O Benfica entrará na Liga Europa para tentar ir longe, mas sem normalizar a presença numa competição que a própria estrutura considera abaixo do patamar europeu pretendido pelo clube. Mário Branco foi claro depois do sorteio: o «lugar natural» das águias é a Liga dos Campeões.
A declaração não diminui a importância da prova que o Benfica terá agora pela frente. O diretor-geral para o futebol profissional considera que, uma vez concluído o percurso de qualificação, a obrigação passa a ser competir com ambição e respeitar tanto os adversários como a história europeia do clube.

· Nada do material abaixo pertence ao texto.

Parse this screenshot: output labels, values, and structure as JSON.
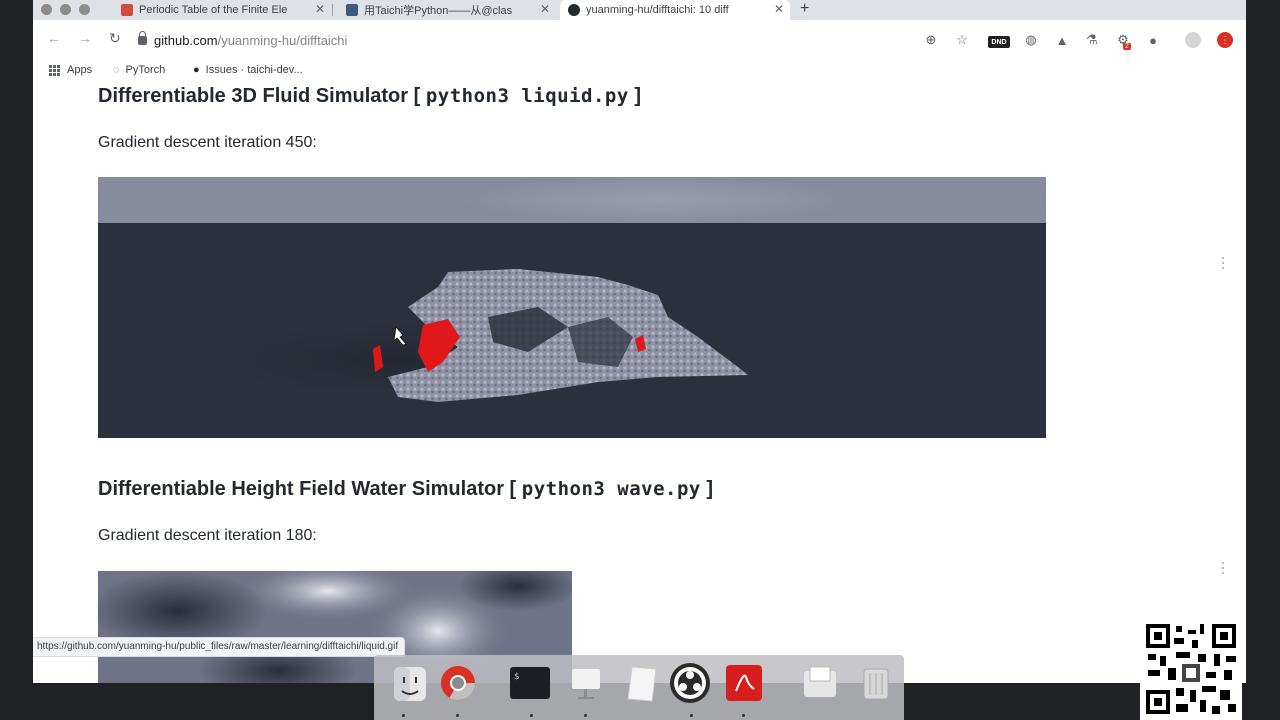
{
  "tabs": [
    {
      "title": "Periodic Table of the Finite Ele",
      "favicon_color": "#d44b3a"
    },
    {
      "title": "用Taichi学Python——从@clas",
      "favicon_color": "#3d5a80"
    },
    {
      "title": "yuanming-hu/difftaichi: 10 diff",
      "favicon_color": "#24292e",
      "active": true
    }
  ],
  "toolbar": {
    "url_host": "github.com",
    "url_path": "/yuanming-hu/difftaichi",
    "dnd_badge": "DND",
    "ext_count": "2"
  },
  "bookmarks": [
    {
      "label": "Apps",
      "icon": "apps-grid-icon"
    },
    {
      "label": "PyTorch",
      "icon": "pytorch-icon"
    },
    {
      "label": "Issues · taichi-dev...",
      "icon": "github-icon"
    }
  ],
  "content": {
    "section1": {
      "title_text": "Differentiable 3D Fluid Simulator [",
      "title_code": "python3 liquid.py",
      "title_end": "]",
      "caption": "Gradient descent iteration 450:"
    },
    "section2": {
      "title_text": "Differentiable Height Field Water Simulator [",
      "title_code": "python3 wave.py",
      "title_end": "]",
      "caption": "Gradient descent iteration 180:"
    }
  },
  "status_url": "https://github.com/yuanming-hu/public_files/raw/master/learning/difftaichi/liquid.gif",
  "colors": {
    "accent_red": "#d93025",
    "sim_background": "#2c303c",
    "sim_sky": "#878b9e",
    "particle_gray": "#9b9db0",
    "target_red": "#e0181b"
  },
  "dock": [
    {
      "name": "finder"
    },
    {
      "name": "chrome"
    },
    {
      "name": "terminal"
    },
    {
      "name": "keynote"
    },
    {
      "name": "paper"
    },
    {
      "name": "obs"
    },
    {
      "name": "acrobat"
    },
    {
      "name": "downloads"
    },
    {
      "name": "trash"
    }
  ]
}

O Benfica chegou à fase de liga depois de ultrapassar três eliminatórias e fechou o play-off diante do Aarhus com duas vitórias por 3-1.
O sorteio colocou no caminho encarnado AZ Alkmaar, Milan, Celtic, Viktoria Plzen, Lech Poznan, Omonia, OFI Creta e NEC Nijmegen.
Mário Branco reconhece que o quadro competitivo inclui vários clubes habituados à Liga dos Campeões e recusa, por isso, transformar a condição de favorito em qualquer garantia antecipada.
O primeiro objetivo está claramente definido: realizar uma boa fase de liga e garantir presença na fase a eliminar.
A ambição pode crescer a partir daí. O Benfica possui tradição suficiente na competição para olhar para uma campanha longa, mas a estrutura prefere construir os objetivos por etapas.
Há, no entanto, uma mensagem que ultrapassa esta edição. A presença na Liga Europa deve ser excecional. O Benfica quer competir para ganhar agora e, simultaneamente, regressar ao lugar que entende ser o seu nas temporadas seguintes.